Published by and obtainable from: The Japanese Garden Society
"John Milne: the man who mapped the shaking earth" by Paul Kabrna
John Milne made his name and reputation in Japan where he is better remembered than in his home country. He was appointed as Professor of Geology and Mining at the newly formed Imperial College of Engineering in Tokyo in 1875 when still only 25, whereupon he began an epic overland journey described in fascinating detail by Kabrna.
Once in Japan Milne was ideally placed to initiate study of such geological phenomena as volcanoes and earthquakes and it was his development of an effective instrument, the seismograph, which allowed him to make substantial contributions to our understanding of earthquakes. Not least of these was the realization that major earthquakes are not related to volcanic activity. Using his seismographs, which he continued to develop and improve throughout his life, Milne measured thousands of Japanese earthquakes. He was one of the first to realize that large earthquakes can be measured anywhere in the world. Review Amazon.co.uk
‘Pro Bono’ – a new translation by Andrew Clare
Matsumoto Seicho (1909 – 1992) was Japan’s most successful (and certainly most prolific) writer of detective fiction. His novels are characterised by their psychological complexity (of both plot and characters), his high quality literary style, extensive research of his subject matter and, perhaps most significantly, his emphasis on social realism.

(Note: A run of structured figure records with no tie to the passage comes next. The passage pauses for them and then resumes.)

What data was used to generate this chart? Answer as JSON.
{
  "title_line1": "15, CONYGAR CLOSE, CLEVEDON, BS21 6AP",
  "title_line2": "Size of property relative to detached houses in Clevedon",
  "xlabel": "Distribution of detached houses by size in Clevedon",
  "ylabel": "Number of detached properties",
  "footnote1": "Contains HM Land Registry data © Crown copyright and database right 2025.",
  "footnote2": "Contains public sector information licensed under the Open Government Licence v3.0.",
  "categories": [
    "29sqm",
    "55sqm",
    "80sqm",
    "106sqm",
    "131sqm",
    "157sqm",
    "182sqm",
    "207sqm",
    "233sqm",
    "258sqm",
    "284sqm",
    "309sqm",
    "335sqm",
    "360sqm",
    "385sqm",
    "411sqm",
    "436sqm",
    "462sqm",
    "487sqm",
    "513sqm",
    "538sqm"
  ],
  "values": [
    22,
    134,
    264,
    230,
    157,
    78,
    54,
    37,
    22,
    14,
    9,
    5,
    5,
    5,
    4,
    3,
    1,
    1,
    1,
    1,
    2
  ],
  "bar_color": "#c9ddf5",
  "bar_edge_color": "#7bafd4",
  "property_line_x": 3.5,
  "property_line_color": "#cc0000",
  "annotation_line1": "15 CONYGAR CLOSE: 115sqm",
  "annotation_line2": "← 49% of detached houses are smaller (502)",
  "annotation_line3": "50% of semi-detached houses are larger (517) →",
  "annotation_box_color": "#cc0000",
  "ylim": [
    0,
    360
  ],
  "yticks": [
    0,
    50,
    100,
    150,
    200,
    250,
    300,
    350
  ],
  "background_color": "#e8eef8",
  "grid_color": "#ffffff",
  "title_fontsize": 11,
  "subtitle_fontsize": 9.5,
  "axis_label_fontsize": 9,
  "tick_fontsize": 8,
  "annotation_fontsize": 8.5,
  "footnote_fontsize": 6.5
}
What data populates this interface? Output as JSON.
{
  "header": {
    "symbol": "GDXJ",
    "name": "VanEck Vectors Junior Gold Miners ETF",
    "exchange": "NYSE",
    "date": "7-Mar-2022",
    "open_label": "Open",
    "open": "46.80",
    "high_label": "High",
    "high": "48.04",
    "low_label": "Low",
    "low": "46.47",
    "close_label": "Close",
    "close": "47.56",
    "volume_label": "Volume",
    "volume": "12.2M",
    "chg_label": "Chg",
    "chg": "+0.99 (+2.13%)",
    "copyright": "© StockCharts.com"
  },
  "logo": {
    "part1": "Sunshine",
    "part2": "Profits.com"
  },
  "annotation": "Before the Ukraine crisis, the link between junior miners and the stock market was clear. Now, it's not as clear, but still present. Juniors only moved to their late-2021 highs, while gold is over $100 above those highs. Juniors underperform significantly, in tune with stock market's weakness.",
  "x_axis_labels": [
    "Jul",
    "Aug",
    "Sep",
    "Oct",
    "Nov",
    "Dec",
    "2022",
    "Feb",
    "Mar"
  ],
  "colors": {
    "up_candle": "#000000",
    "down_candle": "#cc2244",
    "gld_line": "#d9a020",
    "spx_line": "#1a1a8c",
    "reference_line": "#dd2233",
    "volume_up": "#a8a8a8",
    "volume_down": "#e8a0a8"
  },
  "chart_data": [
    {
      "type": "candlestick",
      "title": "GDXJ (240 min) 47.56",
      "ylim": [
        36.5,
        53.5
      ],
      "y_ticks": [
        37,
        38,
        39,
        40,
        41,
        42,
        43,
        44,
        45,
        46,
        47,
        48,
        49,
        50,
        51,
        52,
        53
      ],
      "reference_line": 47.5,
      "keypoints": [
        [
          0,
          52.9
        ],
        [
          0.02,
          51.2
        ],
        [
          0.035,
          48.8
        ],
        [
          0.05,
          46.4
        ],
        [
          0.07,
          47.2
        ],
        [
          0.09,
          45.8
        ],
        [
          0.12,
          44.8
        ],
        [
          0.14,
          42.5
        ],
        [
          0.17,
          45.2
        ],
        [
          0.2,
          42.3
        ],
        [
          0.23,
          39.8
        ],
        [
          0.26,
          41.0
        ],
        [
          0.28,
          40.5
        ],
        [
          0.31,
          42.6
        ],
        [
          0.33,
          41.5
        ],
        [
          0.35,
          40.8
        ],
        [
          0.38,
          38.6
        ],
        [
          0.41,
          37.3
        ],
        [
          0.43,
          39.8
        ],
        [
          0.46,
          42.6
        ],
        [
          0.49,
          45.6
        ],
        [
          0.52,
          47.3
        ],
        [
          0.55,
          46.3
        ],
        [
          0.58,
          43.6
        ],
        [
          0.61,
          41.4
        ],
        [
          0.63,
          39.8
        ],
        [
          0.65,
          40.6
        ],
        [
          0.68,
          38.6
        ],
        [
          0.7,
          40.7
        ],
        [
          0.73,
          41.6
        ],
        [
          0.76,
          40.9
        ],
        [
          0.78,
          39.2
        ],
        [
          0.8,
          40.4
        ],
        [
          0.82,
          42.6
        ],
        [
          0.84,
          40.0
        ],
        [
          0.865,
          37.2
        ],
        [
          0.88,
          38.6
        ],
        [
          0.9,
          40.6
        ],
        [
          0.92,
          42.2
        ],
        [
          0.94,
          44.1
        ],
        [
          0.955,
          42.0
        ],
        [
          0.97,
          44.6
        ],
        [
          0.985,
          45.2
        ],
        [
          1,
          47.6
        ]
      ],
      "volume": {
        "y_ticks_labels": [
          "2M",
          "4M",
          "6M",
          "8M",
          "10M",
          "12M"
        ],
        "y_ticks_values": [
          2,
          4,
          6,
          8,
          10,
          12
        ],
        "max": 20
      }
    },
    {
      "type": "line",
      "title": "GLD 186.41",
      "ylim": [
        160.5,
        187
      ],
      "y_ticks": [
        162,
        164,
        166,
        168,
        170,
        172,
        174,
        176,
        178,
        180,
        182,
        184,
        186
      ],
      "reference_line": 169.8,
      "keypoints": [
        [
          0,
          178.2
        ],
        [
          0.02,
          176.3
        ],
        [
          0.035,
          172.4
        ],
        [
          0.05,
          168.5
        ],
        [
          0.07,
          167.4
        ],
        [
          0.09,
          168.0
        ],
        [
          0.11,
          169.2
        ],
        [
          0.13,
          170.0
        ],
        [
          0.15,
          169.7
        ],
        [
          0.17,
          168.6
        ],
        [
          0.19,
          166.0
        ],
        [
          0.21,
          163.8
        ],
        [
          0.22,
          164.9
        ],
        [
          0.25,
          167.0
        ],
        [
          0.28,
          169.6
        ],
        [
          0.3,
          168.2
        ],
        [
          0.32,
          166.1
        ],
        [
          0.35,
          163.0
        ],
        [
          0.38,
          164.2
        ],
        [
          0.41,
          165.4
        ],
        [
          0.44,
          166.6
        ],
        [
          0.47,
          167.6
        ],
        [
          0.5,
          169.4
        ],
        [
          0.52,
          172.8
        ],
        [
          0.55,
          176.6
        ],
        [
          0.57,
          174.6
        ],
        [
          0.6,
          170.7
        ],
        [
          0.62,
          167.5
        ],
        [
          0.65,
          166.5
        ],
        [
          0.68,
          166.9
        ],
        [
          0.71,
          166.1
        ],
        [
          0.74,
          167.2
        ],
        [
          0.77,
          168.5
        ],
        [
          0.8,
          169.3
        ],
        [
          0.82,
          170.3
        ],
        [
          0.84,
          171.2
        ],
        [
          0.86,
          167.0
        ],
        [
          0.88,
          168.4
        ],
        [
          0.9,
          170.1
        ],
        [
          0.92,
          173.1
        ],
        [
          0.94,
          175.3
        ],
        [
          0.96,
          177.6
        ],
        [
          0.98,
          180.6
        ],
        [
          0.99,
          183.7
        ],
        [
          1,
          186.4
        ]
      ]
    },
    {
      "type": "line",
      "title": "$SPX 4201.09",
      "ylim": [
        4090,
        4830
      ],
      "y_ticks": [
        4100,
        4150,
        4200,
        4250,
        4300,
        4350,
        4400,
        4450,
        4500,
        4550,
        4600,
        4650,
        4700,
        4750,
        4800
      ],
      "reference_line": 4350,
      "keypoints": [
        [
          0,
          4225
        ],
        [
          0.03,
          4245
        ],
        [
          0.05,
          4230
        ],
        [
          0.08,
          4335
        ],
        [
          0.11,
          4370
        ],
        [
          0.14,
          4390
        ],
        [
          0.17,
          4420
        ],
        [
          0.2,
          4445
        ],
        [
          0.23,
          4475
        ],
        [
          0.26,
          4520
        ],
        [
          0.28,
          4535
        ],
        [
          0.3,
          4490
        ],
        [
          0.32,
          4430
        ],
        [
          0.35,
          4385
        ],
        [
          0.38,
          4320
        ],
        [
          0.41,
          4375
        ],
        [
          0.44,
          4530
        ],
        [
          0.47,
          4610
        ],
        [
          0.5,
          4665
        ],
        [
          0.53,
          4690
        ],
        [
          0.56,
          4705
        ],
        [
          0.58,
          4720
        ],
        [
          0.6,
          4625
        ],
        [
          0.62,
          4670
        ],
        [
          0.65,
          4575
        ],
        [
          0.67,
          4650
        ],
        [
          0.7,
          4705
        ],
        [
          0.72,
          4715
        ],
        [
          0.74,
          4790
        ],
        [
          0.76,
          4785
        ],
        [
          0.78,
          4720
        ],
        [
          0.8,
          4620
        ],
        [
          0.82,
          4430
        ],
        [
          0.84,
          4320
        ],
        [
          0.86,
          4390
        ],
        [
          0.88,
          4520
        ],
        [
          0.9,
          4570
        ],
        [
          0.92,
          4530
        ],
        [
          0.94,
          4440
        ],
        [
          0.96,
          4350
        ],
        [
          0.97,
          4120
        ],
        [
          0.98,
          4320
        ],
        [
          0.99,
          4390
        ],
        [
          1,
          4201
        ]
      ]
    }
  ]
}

In the latest translation of a Matsumoto Seicho mystery, written in 1961, ‘Pro Bono’ (Japanese title: Kiri no hata), the story revolves around the failings of the judicial system in Japan and the efforts of the sister of the wrongly-indicted defendant in a murder trial to secure legal representation by an eminent defence attorney in Tokyo. A classic tale of murder and revenge, Matsumoto wrote the book in the wake of several prominent miscarriages of justice and the story can be said to represent his critical views of the ineptitude and injustice he perceived to be inherent in the Japanese judicial system of the time.
Publication date: 13 November 2007
"JAPAN IN ANALYSIS: Cultures of the Unconscious" by Ian Parker
Ian Parker addresses three key questions: ‘Why is there psychoanalysis in Japan?’, ‘What do we learn about Japan from its own forms of analysis?’, and ‘What do we learn about ourselves from Japan?’ The book is about the development of psychoanalysis and modern subjectivity in Japan. It shows how forms of individual selfhood amenable to therapeutic intervention emerged as Japanese culture has opened up to the West. It is also about how approaches to analysing the self have encountered Japan and how analysts tried to make sense of a culture that once seemed at odds with the aims of psychotherapy.
IAN PARKER is Professor of Psychology in the Discourse Unit at Manchester Metropolitan University.